Yesterday’s MDC organised march in push for reforms could not have come at an appropriate time. With Zimbabwe almost heading for another sham election. With observer missions trooping onto the country and with the imperative for salvaging the country from the scourge of electoral authoritarianism, there is need for a concerted push for electoral reforms that guarantee free and fair elections. This is so considering how many within Zimbabwe and outside the country’s borders have been made to believe that Zimbabwe is set to hold peaceful, free, fair elections on July 31 this year. This, in effect, is not the case. The country’s electoral framework and the general political environment continue to be heavily flawed for the holding of free credible, democratic elections.
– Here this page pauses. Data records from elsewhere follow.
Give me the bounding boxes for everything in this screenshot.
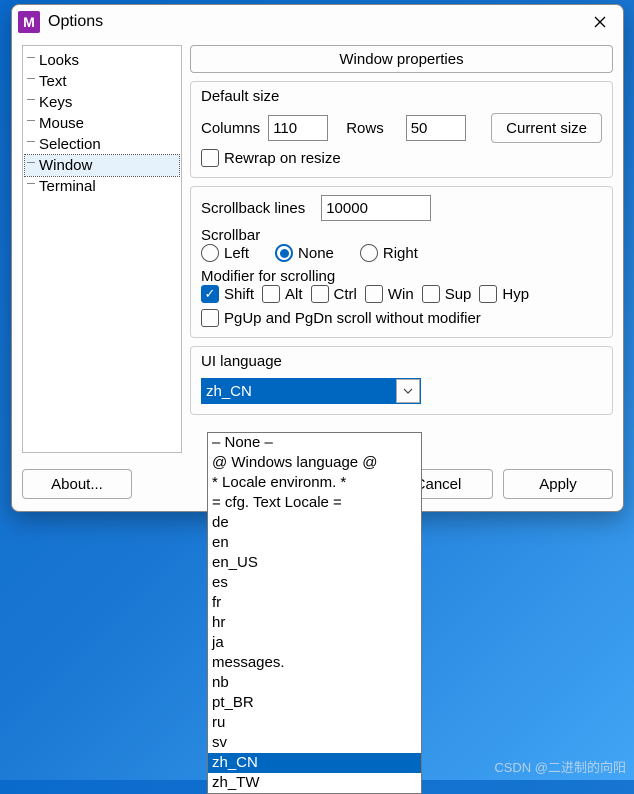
mod-ctrl-checkbox[interactable]: Ctrl [311,285,357,303]
checkbox-icon [201,149,219,167]
main-panel: Window properties Default size Columns R… [190,45,613,453]
dropdown-option[interactable]: * Locale environm. * [208,473,421,493]
mod-hyp-checkbox[interactable]: Hyp [479,285,529,303]
checkbox-icon [479,285,497,303]
ui-language-combo[interactable] [201,378,421,404]
checkbox-icon [422,285,440,303]
default-size-title: Default size [201,88,602,105]
watermark: CSDN @二进制的向阳 [494,757,626,776]
rows-input[interactable] [406,115,466,141]
dropdown-option[interactable]: fr [208,593,421,613]
sidebar: Looks Text Keys Mouse Selection Window T… [22,45,182,453]
checkbox-icon [201,285,219,303]
close-icon [594,16,606,28]
rewrap-checkbox[interactable]: Rewrap on resize [201,149,341,167]
checkbox-icon [365,285,383,303]
modifier-label: Modifier for scrolling [201,268,602,285]
scrollbar-label: Scrollbar [201,227,602,244]
combo-dropdown-button[interactable] [396,379,420,403]
checkbox-icon [201,309,219,327]
mod-alt-checkbox[interactable]: Alt [262,285,303,303]
chevron-down-icon [403,388,413,394]
mod-shift-checkbox[interactable]: Shift [201,285,254,303]
window-properties-button[interactable]: Window properties [190,45,613,73]
dropdown-option[interactable]: nb [208,673,421,693]
titlebar: M Options [12,5,623,39]
about-button[interactable]: About... [22,469,132,499]
columns-label: Columns [201,120,260,137]
pgup-checkbox[interactable]: PgUp and PgDn scroll without modifier [201,309,481,327]
sidebar-item-terminal[interactable]: Terminal [25,176,179,197]
sidebar-item-mouse[interactable]: Mouse [25,113,179,134]
sidebar-item-text[interactable]: Text [25,71,179,92]
checkbox-icon [311,285,329,303]
radio-icon [201,244,219,262]
dropdown-option[interactable]: ja [208,633,421,653]
dropdown-option[interactable]: @ Windows language @ [208,453,421,473]
options-dialog: M Options Looks Text Keys Mouse Selectio… [11,4,624,512]
app-icon: M [18,11,40,33]
columns-input[interactable] [268,115,328,141]
ui-language-group: UI language [190,346,613,415]
scrollback-label: Scrollback lines [201,200,305,217]
scrollbar-none-radio[interactable]: None [275,244,334,262]
checkbox-icon [262,285,280,303]
dropdown-option[interactable]: pt_BR [208,693,421,713]
window-title: Options [48,13,577,31]
radio-icon [275,244,293,262]
sidebar-item-looks[interactable]: Looks [25,50,179,71]
rewrap-label: Rewrap on resize [224,150,341,167]
dropdown-option[interactable]: zh_TW [208,773,421,793]
dropdown-option[interactable]: es [208,573,421,593]
apply-button[interactable]: Apply [503,469,613,499]
dropdown-option[interactable]: zh_CN [208,753,421,773]
sidebar-item-keys[interactable]: Keys [25,92,179,113]
rows-label: Rows [346,120,384,137]
dropdown-option[interactable]: ru [208,713,421,733]
default-size-group: Default size Columns Rows Current size R… [190,81,613,178]
dropdown-option[interactable]: – None – [208,433,421,453]
dropdown-option[interactable]: = cfg. Text Locale = [208,493,421,513]
mod-sup-checkbox[interactable]: Sup [422,285,472,303]
radio-icon [360,244,378,262]
dropdown-option[interactable]: messages. [208,653,421,673]
ui-language-title: UI language [201,353,602,370]
dropdown-option[interactable]: hr [208,613,421,633]
dropdown-option[interactable]: en_US [208,553,421,573]
content-area: Looks Text Keys Mouse Selection Window T… [12,39,623,463]
current-size-button[interactable]: Current size [491,113,602,143]
scrollbar-right-radio[interactable]: Right [360,244,418,262]
scrollback-input[interactable] [321,195,431,221]
dropdown-option[interactable]: de [208,513,421,533]
sidebar-item-selection[interactable]: Selection [25,134,179,155]
close-button[interactable] [577,5,623,39]
scrollbar-left-radio[interactable]: Left [201,244,249,262]
mod-win-checkbox[interactable]: Win [365,285,414,303]
ui-language-dropdown[interactable]: – None –@ Windows language @* Locale env… [207,432,422,794]
scroll-group: Scrollback lines Scrollbar Left None Rig… [190,186,613,338]
sidebar-item-window[interactable]: Window [25,155,179,176]
dropdown-option[interactable]: sv [208,733,421,753]
ui-language-input[interactable] [201,378,421,404]
dropdown-option[interactable]: en [208,533,421,553]
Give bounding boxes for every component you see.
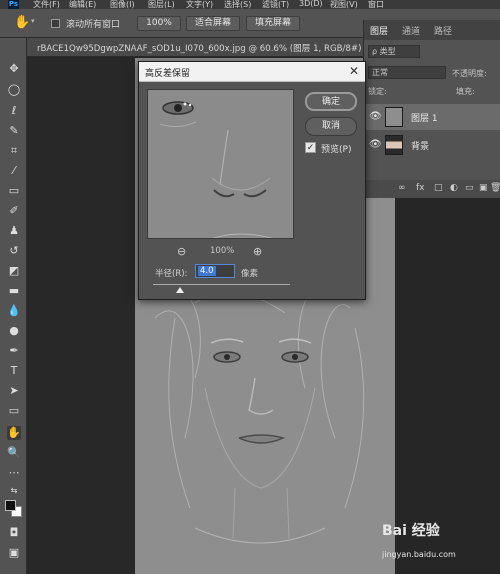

While ZANU PF claims that Zimbabwe is undergoing the most peaceful pre-election period in recent history, this is not necessarily the case. What we are having is an artificial, window-dressing peace. As the ZANU PF claim points to, past electoral episodes have been characterised by violence and impunity. The elections of 2000, 2002 and 2008 are among cases in point. Cases of murder, rape, maim and other acts of premeditated violence and systematic intimidation that characterised these elections left Zimbabwe under a cloud of fear that does not augur for the holding of free, fair, credible elections. It is in this vein that the fear factor has been aptly observed to be among key determinants of the outcome of the anticipated election.
Being bent on harvesting on fear, the incumbent government has not headed constitutionally backed calls for a comprehensive national peace and healing process that helps in assuaging the prevailing state of fear and intimidation among a significant part of the voting population. This, compounded by reports of military deployment around the country’s outlying villages militates against the holding of free and fair elections. As if this is not enough a blemish on the country’s electoral environment, the election’s administrative and logistical infrastructure continues to be heavily flawed. While the establishment and those intimately connected to it have spiritedly denied the military capture of the Zimbabwe Electoral Commission (ZEC), what is apparent is that processes relating to its electoral management are far less than open and transparent. Secrecy surrounding needly open processes such as the compilation of the voters’ roll, the custodianship of voter registration data and the printing of ballot papers is, with all due respect, suspect.
As if to let the cat out of the bag, the election date was proclaimed before the voters’ roll was made available, even to contesting political parties. The nomination courts are set to sit in a few days’ time, yet the roll is still not to be seen. These are among some of the flaws that the recently passed Electoral Amendment Act must have addressed. However, in typical window-dressing fashion, the law was hushed through Parliament with opposition parliamentarians screaming. Some may have entertained the idea that mugabeism is a bygone era. They could have been wrong. The monster is up for perfection. Election authoritarianism could be here for more time to come. Yesterday’s march is the first bold step to confront a competitive authoritarian electoral regime that ZANU PF is determined to preserve. Bolder, consistent steps must follow.
If the MDC is to be an opposition with effect, it has no option but to confront the monster head on. Anything away from this may as well result in a scenario in which the MDC degenerates into a cold formalism in bent on mediating authoritarianism.